Хотела перелезть ему навстречу — лейтенант дернул за ремень.
— Никуда!! — еще жестче осадил он.
Боец (это был один из разведчиков) дополз до траншеи, его втащили через бруствер. Был он весь в крови, громко дышал, стонал. Оказался раненным в ногу и в бок, но, по-моему, не опасно. Ногу он перевязал, а в боку рана была неглубокая, без проникновения в полости. Потерял кровь. Пока я его перевязывала, осматривала, утешала, он с трудом приходил в себя. Поили чаем. Уложили на шинелях.

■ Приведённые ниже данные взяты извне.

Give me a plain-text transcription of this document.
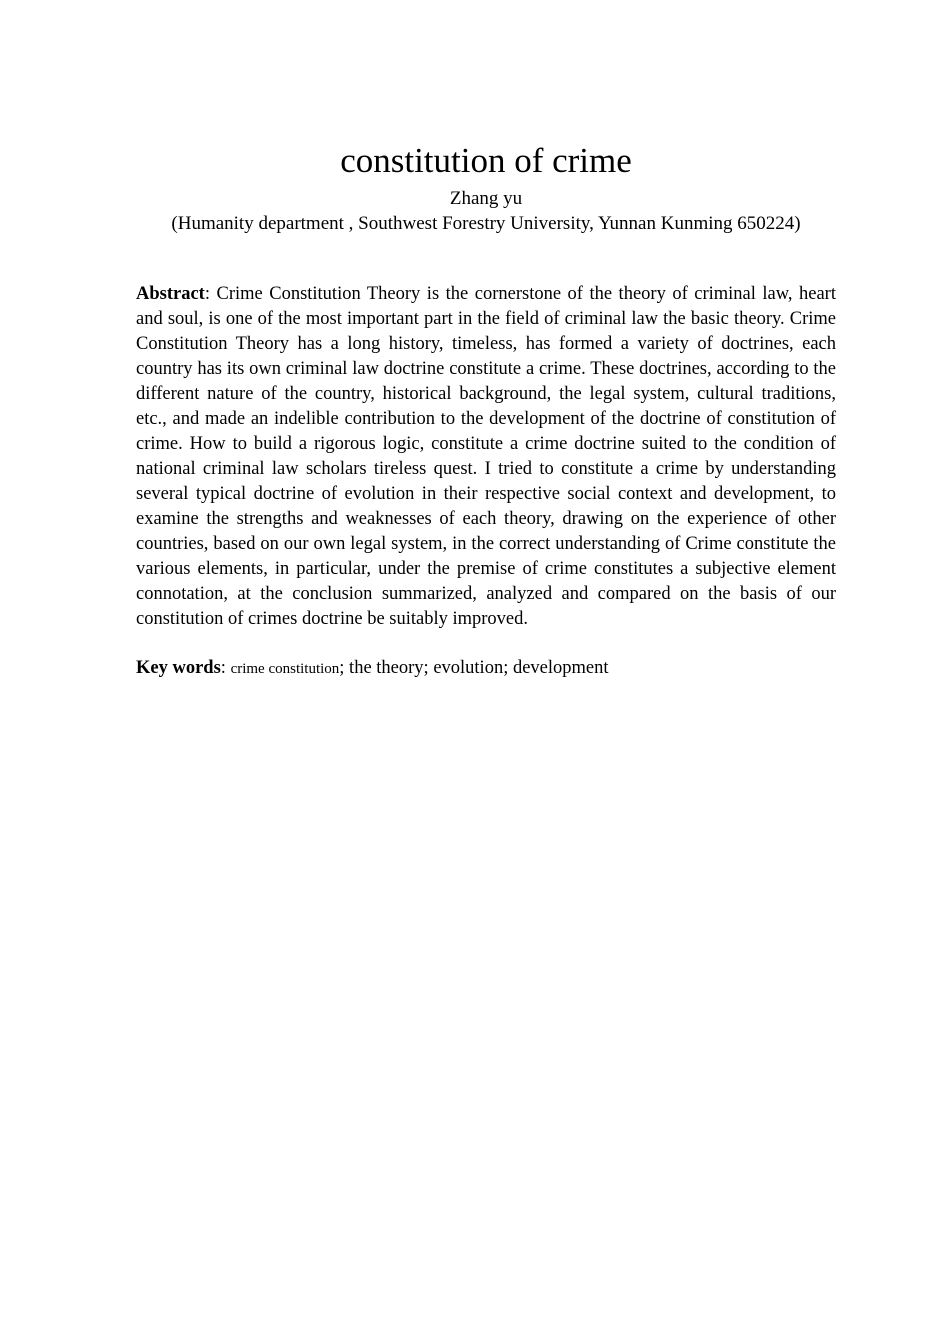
constitution of crime
Zhang yu
(Humanity department , Southwest Forestry University, Yunnan Kunming 650224)

Abstract: Crime Constitution Theory is the cornerstone of the theory of criminal law, heart and soul, is one of the most important part in the field of criminal law the basic theory. Crime Constitution Theory has a long history, timeless, has formed a variety of doctrines, each country has its own criminal law doctrine constitute a crime. These doctrines, according to the different nature of the country, historical background, the legal system, cultural traditions, etc., and made an indelible contribution to the development of the doctrine of constitution of crime. How to build a rigorous logic, constitute a crime doctrine suited to the condition of national criminal law scholars tireless quest. I tried to constitute a crime by understanding several typical doctrine of evolution in their respective social context and development, to examine the strengths and weaknesses of each theory, drawing on the experience of other countries, based on our own legal system, in the correct understanding of Crime constitute the various elements, in particular, under the premise of crime constitutes a subjective element connotation, at the conclusion summarized, analyzed and compared on the basis of our constitution of crimes doctrine be suitably improved.

Key words: crime constitution; the theory; evolution; development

Он то впадал в забытье, то бормотал бредовое, несвязное… Потом вдруг, будто опомнившись, сказал связно:
— Бокотько там, живой… Раненый… Лежит в воронке… У самой… У самой..
После этого он потерял сознание или уснул.

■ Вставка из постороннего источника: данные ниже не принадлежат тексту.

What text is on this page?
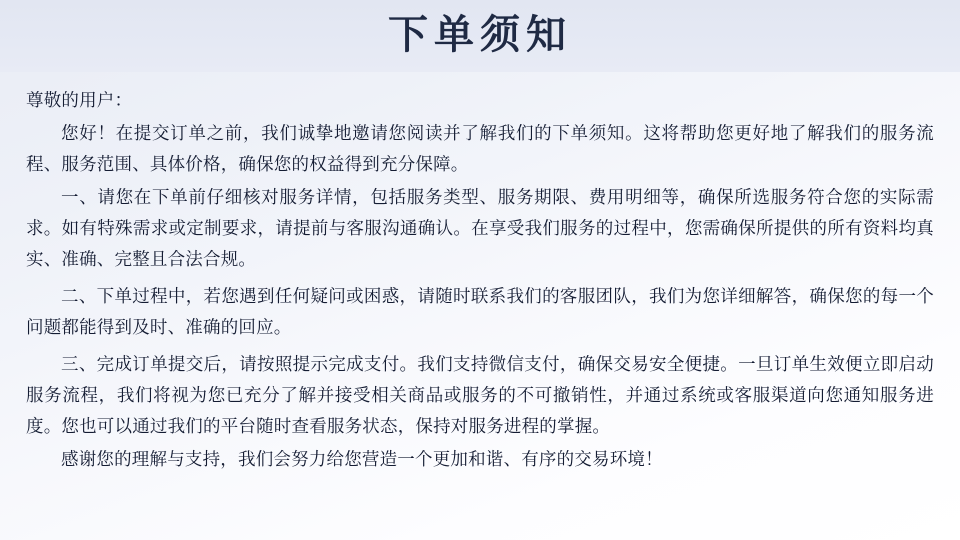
下单须知

尊敬的用户：

您好！在提交订单之前，我们诚挚地邀请您阅读并了解我们的下单须知。这将帮助您更好地了解我们的服务流程、服务范围、具体价格，确保您的权益得到充分保障。

一、请您在下单前仔细核对服务详情，包括服务类型、服务期限、费用明细等，确保所选服务符合您的实际需求。如有特殊需求或定制要求，请提前与客服沟通确认。在享受我们服务的过程中，您需确保所提供的所有资料均真实、准确、完整且合法合规。

二、下单过程中，若您遇到任何疑问或困惑，请随时联系我们的客服团队，我们为您详细解答，确保您的每一个问题都能得到及时、准确的回应。

三、完成订单提交后，请按照提示完成支付。我们支持微信支付，确保交易安全便捷。一旦订单生效便立即启动服务流程，我们将视为您已充分了解并接受相关商品或服务的不可撤销性，并通过系统或客服渠道向您通知服务进度。您也可以通过我们的平台随时查看服务状态，保持对服务进程的掌握。

感谢您的理解与支持，我们会努力给您营造一个更加和谐、有序的交易环境！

— У деревни он! — сказала я Глухову. — Надо его спасать.
Лейтенант поднялся.
Теперь я уже не просила. Теперь это была моя обязанность спасать раненого.
Глухов дал мне в сопровождающие двух солдат из пополнения: Котова и Непею. Оба они были какие-то ненадежные, как мне показалось, пошли за мной неохотно. Особенно этот Непея, маленький, почти с меня, солдатик с черными глазами хитруна и лодыря. Мы перелезли бруствер, довольно быстро перебрались через минное заграждение, о котором Глухов строго-настрого предупредил: держаться на ориентир — не завернуть влево, как обычно бывает у неопытных ползунов, потому что правая рука и нога работают сильнее и ползущий, как и пловец, без ориентира может сделать даже круг. В первый раз я ползла так, ночью, не знаю куда, отбрасывая словно какой-то внутренней силой колющую, ознобную мысль: вдруг сейчас попаду к немцам. Этого я боялась больше всего. Утешало только, что с собой у меня граната. Ее мне дал ротный неделю назад. Я просила у него пистолет. Но пистолета не было, и он дал гранату, когда я, чуть не плача, объяснила: «Боюсь, что ночью немцы устроят вылазку и я попадусь им! Из-за того не могу спать!» Теперь, засыпая, я клала гранату всегда с собой. Граната была в сумке. И я даже с облегчением ощущала ее тяжесть. Ползли мы тихо, медленно. Солдаты впереди, я несколько отставая от них, но когда миновали полосу заграждений, как-то так получилось, что впереди оказалась я, а Котов и Непея уже сзади. До деревни должно было оставаться около километра, а раненый Бокотько где-то на полосе. Но где? Как его искать? Что, если мы заползем прямо к немцам? Теперь я ползла с еще большей осторожностью, замирала при каждом шорохе, прислушивалась. Где ты, Бокотько? Где? Ничего не было ни видно, ни слышно. Молчала степь, овраги, небо, темнота, немецкая передовая — все молчало ужасной всевидящей тишиной. Где — где? где — где? где — где? — казалось, повторяло мое сердце. Я едва дышала от напряжения. Я почему-то не думала, что немцы накроют нас огнем, я только думала, не свалюсь ли к ним в окоп. Так было не знаю сколько. Я ползла, и руки мои упирались то в нежную молодую траву, то во что-то жесткое, подобное жнивью, и то же самое чувствовали мои колени и локти, они уже болели, отказывались двигаться. Вдруг я вздрогнула и ткнулась щекой в траву, к земле. Надо мной, над нами, шелестя шипящим хвостом, возносилась и трепетала молниевидным светом зелено-белая ракета.